すると、辺りに光が満ち、しばらくして光が収まった。咄嗟に目を瞑ったのであろうお祖母様は、恐る恐る目を開け・・・唖然とした。
「う、嘘じゃろ・・・?」
「どうじゃ?これがリークの力じゃ。凄いであろう?」
ココが自慢げにそう語る。
「まさか、人族だとは・・・まさかココが人族と結婚するとは・・・嬉しいのぉ・・・」
どうやら、人族が好きらしいお祖母様は、人族である俺がココと結婚すると言うことが、とても嬉しいらしい。
「時に・・・リークの言ったかの?お前さんは強いのかの?」
「・・・ニノのお母さんみたいなことを言われてしまった。」
「そうですね・・・やっぱり、保護者としては気になるのでしょうか?」
そうなんだろうな~・・・ココを、孫を想うからこそ聞くのだ。
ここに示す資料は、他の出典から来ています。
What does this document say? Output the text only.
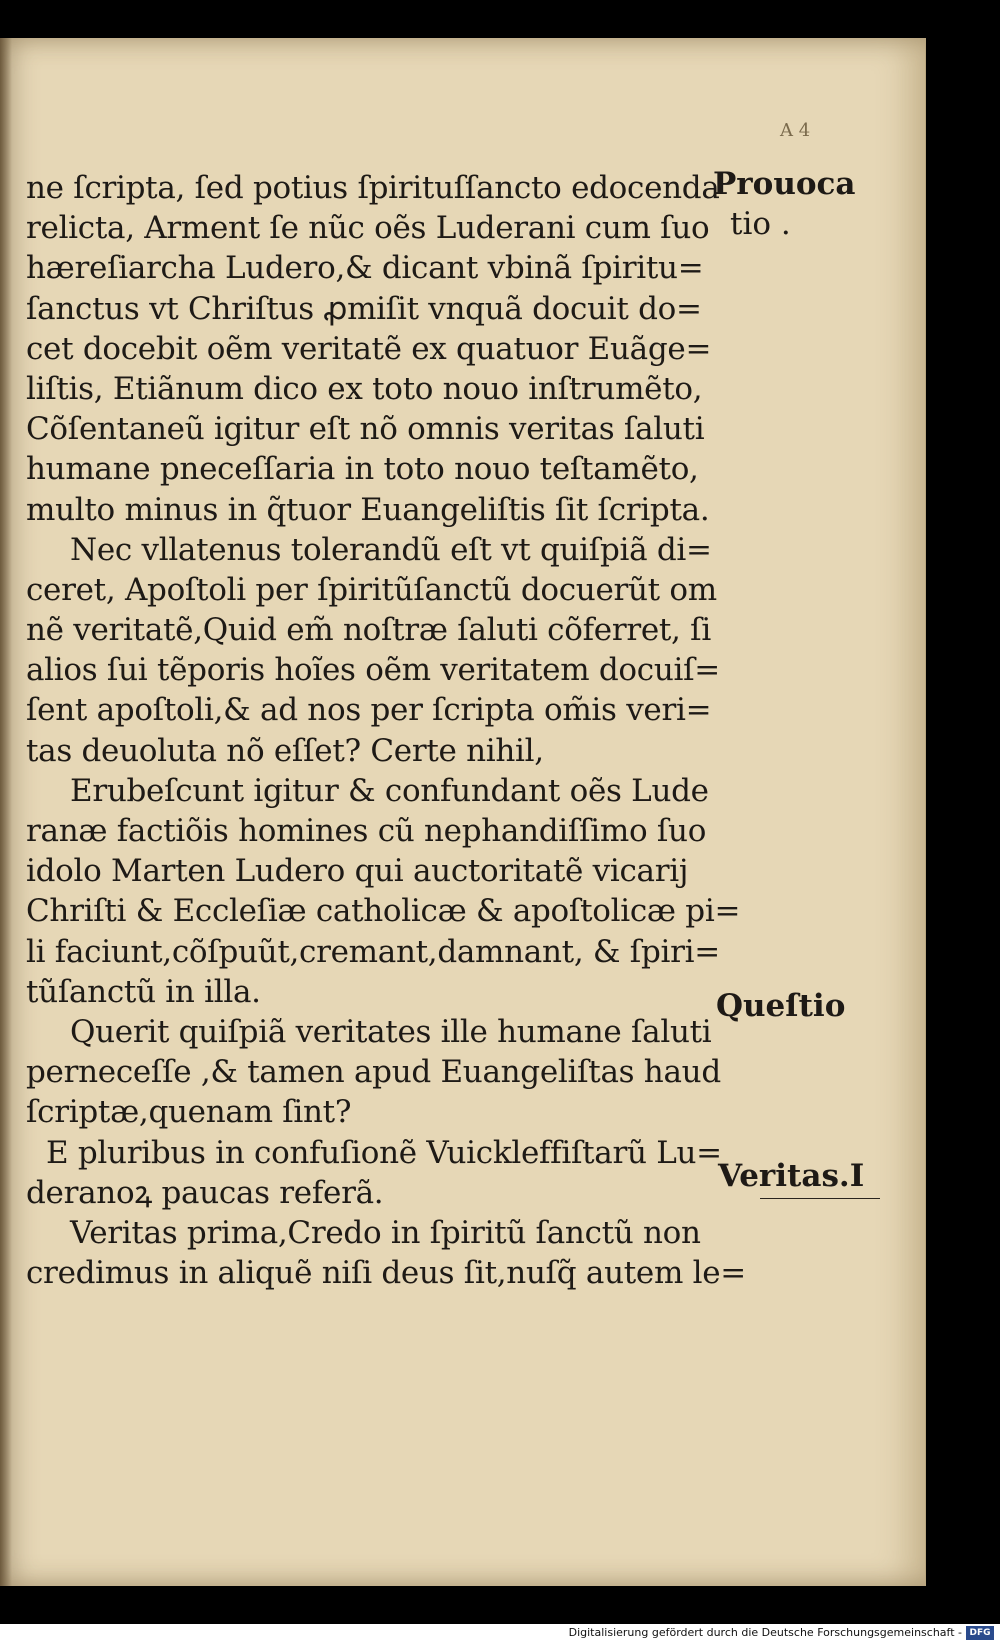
A 4
ne ſcripta, ſed potius ſpirituſſancto edocenda
relicta, Arment ſe nũc oẽs Luderani cum ſuo
hæreſiarcha Ludero,& dicant vbinã ſpiritu=
ſanctus vt Chriſtus ꝓmiſit vnquã docuit do=
cet docebit oẽm veritatẽ ex quatuor Euãge=
liſtis, Etiãnum dico ex toto nouo inſtrumẽto,
Cõſentaneũ igitur eſt nõ omnis veritas ſaluti
humane pneceſſaria in toto nouo teſtamẽto,
multo minus in q̃tuor Euangeliſtis ſit ſcripta.
Nec vllatenus tolerandũ eſt vt quiſpiã di=
ceret, Apoſtoli per ſpiritũſanctũ docuerũt om
nẽ veritatẽ,Quid em̃ noſtræ ſaluti cõferret, ſi
alios ſui tẽporis hoĩes oẽm veritatem docuiſ=
ſent apoſtoli,& ad nos per ſcripta om̃is veri=
tas deuoluta nõ eſſet? Certe nihil,
Erubeſcunt igitur & confundant oẽs Lude
ranæ factiõis homines cũ nephandiſſimo ſuo
idolo Marten Ludero qui auctoritatẽ vicarij
Chriſti & Eccleſiæ catholicæ & apoſtolicæ pi=
li faciunt,cõſpuũt,cremant,damnant, & ſpiri=
tũſanctũ in illa.
Querit quiſpiã veritates ille humane ſaluti
perneceſſe ,& tamen apud Euangeliſtas haud
ſcriptæ,quenam ſint?
E pluribus in confuſionẽ Vuickleffiſtarũ Lu=
deranoꝝ paucas referã.
Veritas prima,Credo in ſpiritũ ſanctũ non
credimus in aliquẽ niſi deus ſit,nuſq̃ autem le=
Prouoca
tio .
Queſtio
Veritas.I
Digitalisierung gefördert durch die Deutsche Forschungsgemeinschaft - DFG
半端な者では、ココを守り切れないだろうから。仮にも、人族領に獣人の国を作った王族の血縁なのだ。弱い者が夫など、不安でしょうがないだろう。
「そこも安心せい。何せリークは、妾達の国を滅ぼした魔物・・・バハムート・エレを単独で討伐してくれたのじゃからな。」
「な・・・」
お祖母様は、今度こそ開いた口が塞がらなかった。多少強いかも、と言えど、まさかSSSランクの魔物を単独で撃破するほどだとは思わないだろう。そして、その魔物が、自分の家族と国民を奪った、憎き仇ともなれば尚更だ。
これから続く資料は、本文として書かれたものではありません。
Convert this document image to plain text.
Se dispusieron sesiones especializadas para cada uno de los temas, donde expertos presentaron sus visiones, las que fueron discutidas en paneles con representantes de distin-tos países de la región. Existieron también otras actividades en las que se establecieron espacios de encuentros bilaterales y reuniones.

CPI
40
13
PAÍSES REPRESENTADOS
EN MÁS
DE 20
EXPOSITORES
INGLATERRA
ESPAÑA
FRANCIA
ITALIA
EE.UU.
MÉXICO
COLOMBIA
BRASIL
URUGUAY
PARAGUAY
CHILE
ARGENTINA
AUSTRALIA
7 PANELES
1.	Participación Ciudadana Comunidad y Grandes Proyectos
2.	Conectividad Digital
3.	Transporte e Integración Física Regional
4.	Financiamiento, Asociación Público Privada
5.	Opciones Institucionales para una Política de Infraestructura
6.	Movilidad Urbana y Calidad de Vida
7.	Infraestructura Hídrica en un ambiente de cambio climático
「そのせいで、妾はリークに惚れたんじゃがの。のう?リーク?」
ココは、そんなことを言いながら、俺に凭れ掛かってきて・・・キスをしてきた。
「ーーー!?」
お祖母様の顔に、さらなる衝撃が走った。自分の目の前で、孫が婚約者にキスをしたのだ。どうやら、ココはお祖母様に、本当に好きだということを証明したいようだ。
それなら、いっそ婚約の証、耳と尻尾のお触りで分かると思うので、わたくし、少々、ココの、耳を、頭と、共に、撫でたいでございます。
てな訳でーーー
さわさわ・・・
「ひゃっ!?い、いきなり触るのは反則じゃろう!?」
「だって、ココは触られるの好きだろ?」
「そ、それは否定出来んが・・・って、だからって触るのは・・・ふひゃんっ!」
ココは、段々艶っぽい声を出し始めた。うん、ここでやめとこう。これ以上やったら、俺の理性の方がもたないかもしれない・・・
「はぁ・・・はぁ・・・触りすぎじゃあ・・・阿呆リークぅ・・・」
ココが愚痴るが、本気で怒っている訳じゃないようだ。
「ま、まぁよい。ともかく、リークの凄さも分かったじゃろうし、これで妾とリークが本気で愛し合っておるとわかっ・・・まーた気絶しておる。」
そう、またしてもココのお祖母様は、白目を剥いて気絶していた。どうやら、精神的な負担に弱いお祖母様みたいだ。
そして、俺達は再び、お祖母様の意識が戻るまで、待つハメになるのだった。
ココとココのお祖母様は、身長差が10cmくらいなので、パッと見、姉妹に見えます・・・多分。